As for the pedagogical implications, the important point is that MIT is making a statement that the value of an MIT education has to do with being at MIT, not with access to the materials. A move possible for them to make. Would anyone care if Kwantlen College suddenly made the same statement? It's certainly a strong branding move. But then, we wouldn't be surprised if Oxford were to declare that all their written course resources were available free, would we?

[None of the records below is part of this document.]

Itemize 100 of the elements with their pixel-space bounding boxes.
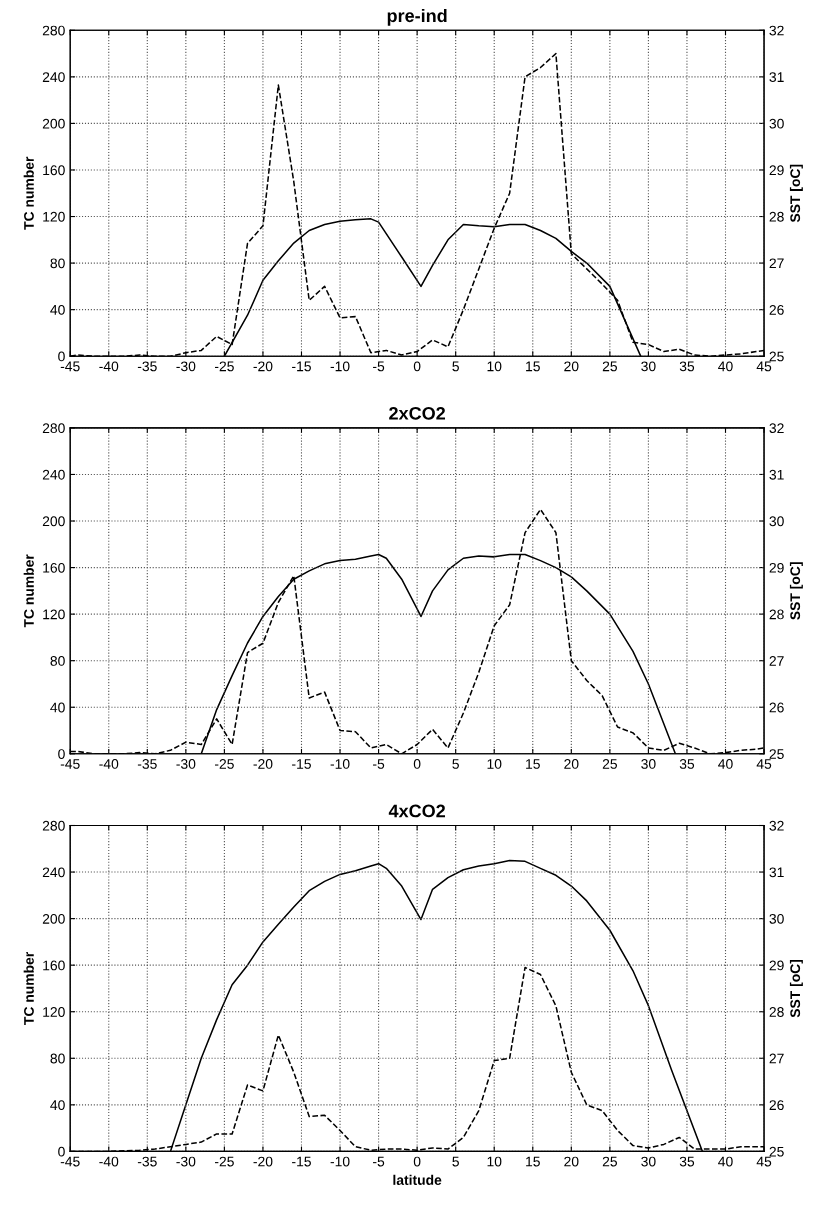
x-tick-label: 30 xyxy=(641,759,656,769)
y-tick-label: 120 xyxy=(43,211,65,222)
y-tick-label: 240 xyxy=(42,867,65,878)
x-tick-label: 5 xyxy=(452,759,459,769)
y-tick-label: 240 xyxy=(42,469,65,480)
x-tick-label: -25 xyxy=(214,361,234,372)
x-tick-label: 10 xyxy=(487,361,502,372)
y2-tick-label: 31 xyxy=(769,469,784,480)
x-tick-label: -40 xyxy=(99,759,119,769)
x-tick-label: 0 xyxy=(413,759,421,769)
x-tick-label: -35 xyxy=(137,361,157,372)
x-tick-label: -30 xyxy=(176,759,196,769)
y-tick-label: 240 xyxy=(42,72,65,83)
x-tick-label: 25 xyxy=(602,1156,618,1167)
x-tick-label: 20 xyxy=(564,759,579,769)
y-tick-label: 0 xyxy=(58,351,65,362)
y2-tick-label: 25 xyxy=(769,351,784,362)
y-tick-label: 280 xyxy=(42,25,65,36)
y2-tick-label: 30 xyxy=(769,913,784,924)
y2-tick-label: 29 xyxy=(769,562,784,573)
x-tick-label: 0 xyxy=(413,1156,421,1167)
y2-tick-label: 32 xyxy=(769,423,784,434)
y2-tick-label: 26 xyxy=(769,1100,784,1111)
y-tick-label: 0 xyxy=(58,1146,65,1157)
x-tick-label: 25 xyxy=(602,759,618,769)
x-tick-label: -10 xyxy=(330,759,350,769)
x-tick-label: 15 xyxy=(526,759,540,769)
x-tick-label: -40 xyxy=(99,1156,119,1167)
x-tick-label: -40 xyxy=(99,361,119,372)
x-tick-label: -20 xyxy=(253,361,273,372)
y-tick-label: 40 xyxy=(50,304,65,315)
y-tick-label: 80 xyxy=(50,656,65,666)
y-axis-title: TC number xyxy=(23,952,34,1025)
y-tick-label: 200 xyxy=(42,913,65,924)
y-tick-label: 280 xyxy=(42,820,65,831)
x-tick-label: -35 xyxy=(137,759,157,769)
x-tick-label: 20 xyxy=(564,1156,579,1167)
y2-tick-label: 32 xyxy=(769,25,784,36)
chart-title: 4xCO2 xyxy=(388,804,446,818)
y2-tick-label: 30 xyxy=(769,516,784,527)
y-axis-title: TC number xyxy=(23,156,34,230)
y2-axis-title: SST [oC] xyxy=(789,164,803,223)
x-tick-label: -5 xyxy=(373,1156,385,1167)
x-tick-label: 40 xyxy=(718,1156,733,1167)
y2-tick-label: 27 xyxy=(769,1053,784,1064)
y2-tick-label: 25 xyxy=(769,749,784,759)
y-tick-label: 120 xyxy=(43,1007,65,1017)
chart-title: pre-ind xyxy=(387,8,447,26)
x-tick-label: -5 xyxy=(373,759,385,769)
x-tick-label: -45 xyxy=(60,759,80,769)
x-tick-label: -5 xyxy=(373,361,385,372)
x-tick-label: 20 xyxy=(564,361,579,372)
y2-tick-label: 28 xyxy=(769,1007,784,1017)
x-tick-label: -25 xyxy=(214,759,234,769)
x-tick-label: -15 xyxy=(292,759,311,769)
x-tick-label: -10 xyxy=(330,361,350,372)
y-tick-label: 40 xyxy=(50,1100,65,1111)
x-tick-label: 45 xyxy=(756,1156,772,1167)
x-tick-label: -30 xyxy=(176,1156,196,1167)
x-tick-label: 0 xyxy=(413,361,421,372)
x-tick-label: 15 xyxy=(526,361,540,372)
x-tick-label: 25 xyxy=(602,361,618,372)
x-tick-label: -15 xyxy=(292,1156,311,1167)
x-tick-label: 10 xyxy=(487,1156,502,1167)
x-tick-label: 35 xyxy=(679,759,695,769)
x-tick-label: -15 xyxy=(292,361,311,372)
x-tick-label: 35 xyxy=(679,361,695,372)
x-axis-title: latitude xyxy=(393,1174,442,1185)
y-tick-label: 200 xyxy=(42,516,65,527)
y2-tick-label: 28 xyxy=(769,609,784,620)
x-tick-label: 35 xyxy=(679,1156,695,1167)
y2-tick-label: 26 xyxy=(769,304,784,315)
y2-tick-label: 27 xyxy=(769,258,784,269)
x-tick-label: 15 xyxy=(526,1156,540,1167)
y2-tick-label: 25 xyxy=(769,1146,784,1157)
y-tick-label: 120 xyxy=(43,609,65,620)
y2-axis-title: SST [oC] xyxy=(789,959,803,1018)
y-tick-label: 280 xyxy=(42,423,65,434)
x-tick-label: -45 xyxy=(60,1156,80,1167)
y2-tick-label: 29 xyxy=(769,960,784,971)
x-tick-label: 30 xyxy=(641,1156,656,1167)
y-tick-label: 160 xyxy=(43,165,65,176)
x-tick-label: -20 xyxy=(253,759,273,769)
y2-tick-label: 29 xyxy=(769,165,784,176)
y2-axis-title: SST [oC] xyxy=(789,562,803,620)
y-tick-label: 200 xyxy=(42,118,65,129)
y2-tick-label: 31 xyxy=(769,72,784,83)
y-tick-label: 80 xyxy=(50,1053,65,1064)
x-tick-label: 45 xyxy=(756,759,772,769)
x-tick-label: -20 xyxy=(253,1156,273,1167)
y-tick-label: 0 xyxy=(58,749,65,759)
y2-tick-label: 32 xyxy=(769,820,784,831)
y2-tick-label: 26 xyxy=(769,702,784,713)
y-tick-label: 160 xyxy=(43,960,65,971)
x-tick-label: 30 xyxy=(641,361,656,372)
y2-tick-label: 30 xyxy=(769,118,784,129)
x-tick-label: 5 xyxy=(452,361,459,372)
y2-tick-label: 27 xyxy=(769,656,784,666)
x-tick-label: -25 xyxy=(214,1156,234,1167)
x-tick-label: -35 xyxy=(137,1156,157,1167)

Finally, you mention "piracy." I'm not sure the term applies. If the materials are openly available, then no one is in a position to pirate (that is, "steal") them. As for instititions who would take these CC materials and illegitimately charge for access to them, it seems to me this can happen only on a limited basis, because anyone with an Internet connection can get the exact same materials for free. The free availability basically undercuts the ability of anyone to charge a gatekeeper fee. So I'd suspect we see fee-based education to continue as it always has (as it does at MIT), but that the competitive advantage of one university over another must become based on criterial other than their access to course texts.
Yes?
Piracy --paschal, Thu, 19 Apr 2007 15:58:23 -0700 reply
I take your point on the fact that piracy may not be the right term here. The term implies some sort of misappropriation though, and given the fact that MIT does not want the OCW to be used in a fee-based model of education, i think it can be used in that context...that is until a better term is put forward.
I might agree with your assertion that the piracy of these materials is not likely to happen widely, except that the reasoning you put forward leaves me wondering if you are thinking specifically about parts of the world where internet access is "easily" available. If so, i should then point out that i was thinking more of piracy in developing nations, as the commons license would be harder to enforce there anyway.
There is also the possibility that instructors may include the materials in their courses without declaring that they have done so to the institution for which they work. It does not have to be a grand conspiracy of universities colluding to make the most of MIT's generosity.